Raising BG before exercise - more harm than good?

Hi everyone, I’ve got one of those New Year’s resolution-related questions for you.

With my switch to the pump and Apidra, I discovered that insulin actually works much better in body all of the sudden. So well that I continually bottom out during almost all cardio exercise of over 20 minutes or so. Running, walking, biking, rowing, all of it.

I’m not generally organized enough to know two hours before my workout that I’ll be heading into the gym, so about a half hour to an hour beforehand, I turn my basal down or off, depending on the exercise, and then I’ll usually eat about 20 grams of un-bolused carbs to get my BG up a little too. So far, the results are mixed, with lows still coming about half the time.

From my blogosphere research, I’ve found that many diabetics will pump their BG up to over 150 or 200 before starting on cardio. I’m wondering if these daily spikes will actually cause more harm than good. I work really hard to keep my post-meals below 140, so I don’t want to muck it up with an un-bolused peanut butter sandwiches before a run.

Any insights out there? Thanks, guys!

I am 68 and do not do any strenuous exercises. A tread mill for 30 minutes, twice per day at a 7.0 incline is enough for me. If the weather is good I walk outdoors for 3 miles with some hills, in an hour. I lower my pump basal to zero and run my blood sugar to 120 max. I test half way through my walk and eat glucose tabs if needed. I agree that raising the blood sugar very high before exercising may be harmful/ A rapid rise followed by a rapid fall in blood sugar level does not sound good at all, especially if it is repeated several days per week for an indefinite number of weeks.


I think it’s a good idea to raise your BG before exercise if you keep going low in the middle of your routine. How much to raise it, however, is a matter of degree and trial and error. (just like everything else we do to control our BG).

For me, I do NOT turn off my pump for exercise, although I used to. As an educator pointed out to me, no one else at the gym turns off their pancreas to exercise, why should you? The results for me were ketoacidosis after running, which stopped when I changed to simply lowering my basal.

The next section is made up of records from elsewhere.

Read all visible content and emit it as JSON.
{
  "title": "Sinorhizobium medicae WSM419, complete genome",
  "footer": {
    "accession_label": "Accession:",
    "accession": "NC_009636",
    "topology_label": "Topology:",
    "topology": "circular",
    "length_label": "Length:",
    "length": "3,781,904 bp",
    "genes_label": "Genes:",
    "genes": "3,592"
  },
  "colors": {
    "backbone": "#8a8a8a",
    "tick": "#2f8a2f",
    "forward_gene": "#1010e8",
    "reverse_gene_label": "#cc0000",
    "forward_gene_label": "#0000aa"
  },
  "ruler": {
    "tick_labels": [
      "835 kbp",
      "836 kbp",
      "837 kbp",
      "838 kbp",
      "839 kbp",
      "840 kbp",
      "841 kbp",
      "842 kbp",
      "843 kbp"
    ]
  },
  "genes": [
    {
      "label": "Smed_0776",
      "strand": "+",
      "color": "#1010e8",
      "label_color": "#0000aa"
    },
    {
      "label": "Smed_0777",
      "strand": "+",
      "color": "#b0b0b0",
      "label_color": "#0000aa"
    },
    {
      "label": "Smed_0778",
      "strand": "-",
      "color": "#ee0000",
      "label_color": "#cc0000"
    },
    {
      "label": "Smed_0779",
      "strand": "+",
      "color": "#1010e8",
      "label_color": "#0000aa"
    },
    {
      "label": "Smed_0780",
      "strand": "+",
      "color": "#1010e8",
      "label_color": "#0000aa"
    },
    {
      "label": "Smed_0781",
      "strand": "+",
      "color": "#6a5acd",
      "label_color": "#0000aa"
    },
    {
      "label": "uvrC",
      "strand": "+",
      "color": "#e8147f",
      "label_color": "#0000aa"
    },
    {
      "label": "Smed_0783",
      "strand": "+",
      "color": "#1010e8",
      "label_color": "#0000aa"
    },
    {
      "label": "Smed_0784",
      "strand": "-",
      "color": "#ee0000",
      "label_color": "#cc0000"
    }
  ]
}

Although I like to start with my BGs somewhat elevated, I don’t purposely elevate them for exercise. If I’m afraid I’ll go low, I eat something and reduce the bolus by one unit.

So, my answer is that I don’t think it’s dangerous unless the ups and downs are sharp. If it’s slowly up and slowly down i don’t see a problem. If you’re having frequent lows during exercise you might try reducing your basal even further without turning it off, and getting some sport nutrition bars or gels, or sports drink to consume while you work out.


Hi Terry. I always take my exercise in the afternoon. My basal at that time of day is only 0.5 units so if I turn that off it is not nearly enough soI have to eat enough to have a BG of about 120 before walking. Even after all that I can drop to 70 or so after 30 minutes and need a couple of glucose tabs. This routine might work for some diabetics but it has worked well for me for several months now.


Hi, Lizzie. I exercise almost everyday and don’t like to get my bg up too. So, I reduce my basal by 50% an hour before exercise. It works great for me!

Richard. Everyone’s mileage is different. the effect of turning off the pump will not show up for about two hours, which is the peak time of the insulin. Check your records and see if you BG is taking a sharp rise about two hours after you have turned it off. It was for me.

But I always say in these matters - whatever works for you!